Expiratory aerosol particles consist of air lining fluid or saliva which cover our respiratory tract or mouth. The amount and size of generated aerosol particles depend on how loud you speak, what you say, or how deep you breath. If you are infected with a respiratory virus (e.g. influenza, SARS-CoV-2), these exhaled particles can contain infectious virions.
Why might ambient conditions be important for the infectivity of viruses?
Ambient temperature and humidity might impact the properties of expiratory particles which in turn might affect the infectivity of the virions within the particles. During exhalation, the particle can undergo a fast change from higher humidity and temperature to lower humidity and temperature in the ambient air. The subsequent drying of the particles will change its salt concentration and water activity. Also, the pH value can change due to evaporation of ammonia and water. All these processes might influence the infectivity of the virions.

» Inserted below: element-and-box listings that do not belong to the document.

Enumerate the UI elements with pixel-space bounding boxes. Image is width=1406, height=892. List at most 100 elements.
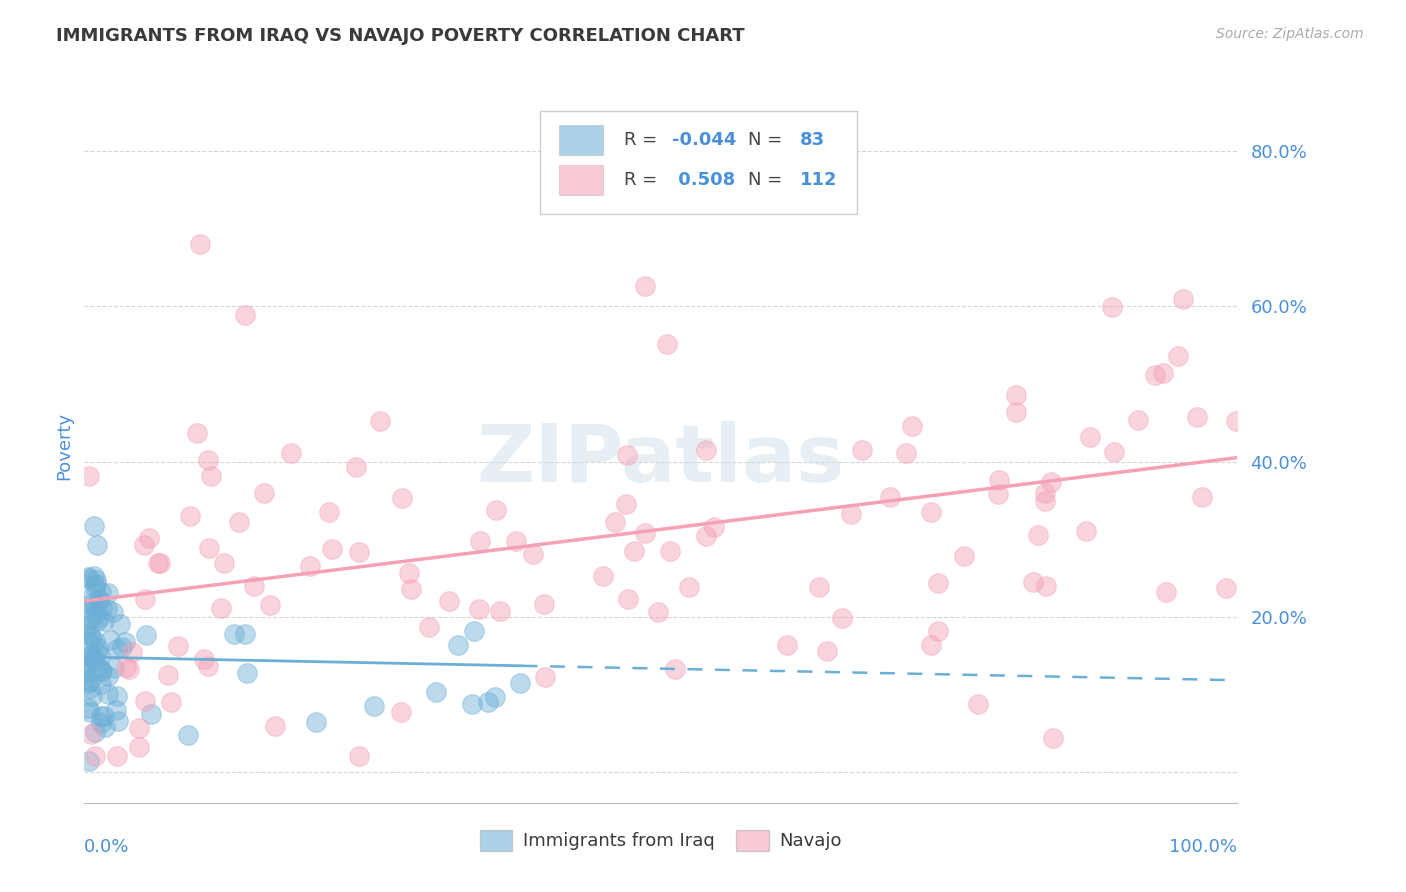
Point: [82, 649, 104, 664]
Point: [90, 601, 112, 615]
Point: [344, 459, 367, 474]
Point: [121, 645, 143, 659]
Point: [399, 582, 422, 597]
Point: [84, 634, 107, 648]
Point: [1191, 490, 1213, 504]
Point: [920, 505, 942, 519]
Point: [1101, 300, 1123, 314]
Point: [87, 640, 110, 655]
Point: [484, 502, 506, 516]
Point: [1078, 430, 1101, 444]
Point: [94, 720, 117, 734]
Point: [664, 662, 686, 676]
Text: R =: R =: [624, 131, 657, 149]
Point: [79, 681, 101, 695]
Point: [1022, 575, 1045, 590]
Point: [86, 614, 108, 628]
Point: [84, 581, 107, 595]
Point: [160, 695, 183, 709]
Point: [77, 570, 100, 584]
Point: [1076, 524, 1098, 539]
Point: [222, 626, 245, 640]
Point: [623, 544, 645, 558]
Point: [115, 660, 138, 674]
Point: [90, 715, 112, 730]
Point: [233, 627, 256, 641]
Point: [83, 749, 105, 764]
Legend: Immigrants from Iraq, Navajo: Immigrants from Iraq, Navajo: [472, 822, 849, 858]
Point: [86, 538, 108, 552]
Point: [105, 642, 128, 657]
Point: [103, 661, 125, 675]
Point: [368, 414, 391, 428]
Point: [534, 670, 557, 684]
Point: [437, 594, 460, 608]
Point: [93, 614, 115, 628]
Point: [616, 448, 638, 462]
Point: [77, 701, 100, 715]
Point: [634, 525, 657, 540]
Text: 112: 112: [800, 171, 838, 189]
Point: [460, 698, 482, 712]
Point: [953, 549, 976, 563]
Text: 100.0%: 100.0%: [1170, 838, 1237, 856]
Point: [920, 639, 942, 653]
Point: [76, 654, 98, 668]
Point: [197, 453, 219, 467]
Point: [927, 624, 949, 638]
Point: [1185, 410, 1208, 425]
Point: [522, 548, 544, 562]
Point: [75, 618, 97, 632]
Point: [484, 690, 506, 704]
Point: [614, 497, 637, 511]
Point: [77, 754, 100, 768]
Point: [193, 652, 215, 666]
Point: [75, 659, 97, 673]
Point: [418, 620, 440, 634]
Point: [134, 591, 156, 606]
Point: [252, 485, 274, 500]
Point: [398, 566, 420, 580]
Point: [96, 601, 118, 615]
Point: [89, 592, 111, 607]
Text: 0.508: 0.508: [672, 171, 735, 189]
Point: [603, 515, 626, 529]
Point: [391, 491, 413, 505]
Point: [633, 278, 655, 293]
Point: [84, 573, 107, 587]
Point: [90, 664, 112, 678]
FancyBboxPatch shape: [540, 111, 856, 214]
Point: [89, 708, 111, 723]
Point: [105, 703, 128, 717]
Point: [79, 627, 101, 641]
Point: [425, 685, 447, 699]
FancyBboxPatch shape: [560, 125, 603, 155]
Point: [87, 592, 110, 607]
Point: [198, 541, 221, 555]
Point: [228, 516, 250, 530]
Point: [243, 578, 266, 592]
Point: [1167, 349, 1189, 363]
Point: [1126, 413, 1149, 427]
Point: [90, 676, 112, 690]
Point: [900, 419, 922, 434]
Text: 83: 83: [800, 131, 825, 149]
Point: [77, 469, 100, 483]
Point: [1154, 585, 1177, 599]
Point: [894, 446, 917, 460]
Point: [1152, 367, 1174, 381]
Point: [97, 668, 120, 682]
Point: [157, 668, 180, 682]
Point: [79, 601, 101, 615]
Point: [1004, 387, 1026, 401]
Point: [879, 490, 901, 504]
Point: [139, 706, 162, 721]
Point: [186, 425, 208, 440]
Point: [647, 605, 669, 619]
Point: [505, 533, 527, 548]
Point: [318, 505, 340, 519]
Point: [105, 749, 128, 764]
Point: [73, 665, 96, 679]
Point: [678, 580, 700, 594]
Point: [84, 599, 107, 614]
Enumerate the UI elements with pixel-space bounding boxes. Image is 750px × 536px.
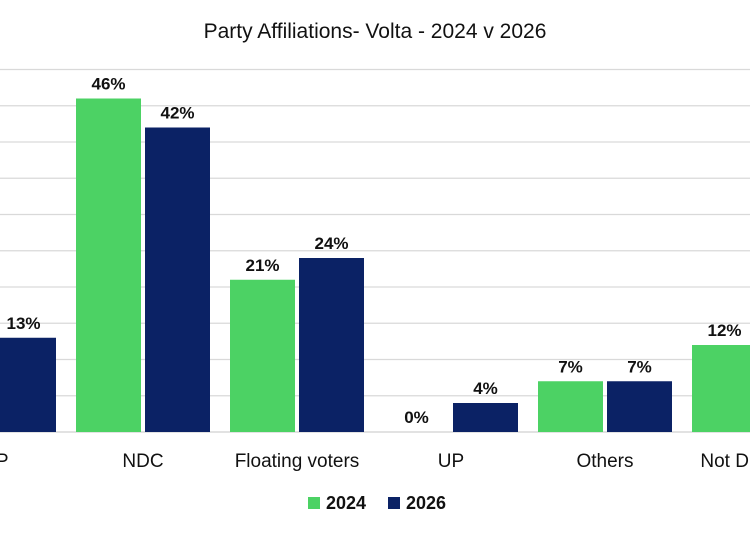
data-label: 21%	[245, 256, 279, 275]
bar-2026	[145, 127, 210, 432]
category-label: NPP	[0, 451, 9, 472]
category-label: NDC	[122, 451, 163, 472]
bar-2026	[607, 381, 672, 432]
bar-2024	[230, 279, 295, 432]
legend-swatch	[308, 497, 320, 509]
legend-swatch	[388, 497, 400, 509]
category-label: Not Disclosed	[700, 451, 750, 472]
legend-entry: 2026	[406, 493, 446, 513]
bar-2026	[299, 258, 364, 432]
data-label: 46%	[91, 75, 125, 94]
data-label: 12%	[707, 321, 741, 340]
legend: 2024 2026	[308, 493, 446, 513]
legend-entry: 2024	[326, 493, 366, 513]
chart-title: Party Affiliations- Volta - 2024 v 2026	[204, 20, 547, 43]
bar-2024	[692, 345, 750, 432]
data-label: 13%	[6, 314, 40, 333]
data-label: 42%	[160, 104, 194, 123]
bar-2026	[0, 337, 56, 432]
data-labels: 13% 46% 42% 21% 24% 0% 4% 7% 7% 12%	[6, 75, 741, 428]
data-label: 4%	[473, 379, 498, 398]
data-label: 7%	[558, 357, 583, 376]
category-label: UP	[438, 451, 464, 472]
data-label: 0%	[404, 408, 429, 427]
bar-2024	[76, 98, 141, 432]
category-label: Floating voters	[235, 451, 360, 472]
bar-2026	[453, 403, 518, 432]
bars	[0, 98, 750, 432]
category-labels: NPP NDC Floating voters UP Others Not Disclos…	[0, 451, 750, 472]
bar-2024	[538, 381, 603, 432]
data-label: 24%	[314, 234, 348, 253]
data-label: 7%	[627, 357, 652, 376]
category-label: Others	[576, 451, 633, 472]
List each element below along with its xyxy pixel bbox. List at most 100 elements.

We plan to use the following techniques to investigate the expiratory aerosol particles:
• With the Electrodynamic Balance (EDB), we can characterize properties of air lining fluid and saliva particles such as hygroscopic growth, refractive index, phase transitions, and water diffusivity.
• Using microscopy with a climate chamber, we investigate the behavior of air lining fluid and saliva droplets under varying temperatures and humidity to observe phase separation and crystallization. In addition, we plan to locate the virions within the droplets.
• With Raman spectroscopy, we characterize the composition of respiratory fluids.
• Physico-chemical modeling enables the prediction of the spatiotemporal range of aerosol transmission pathways.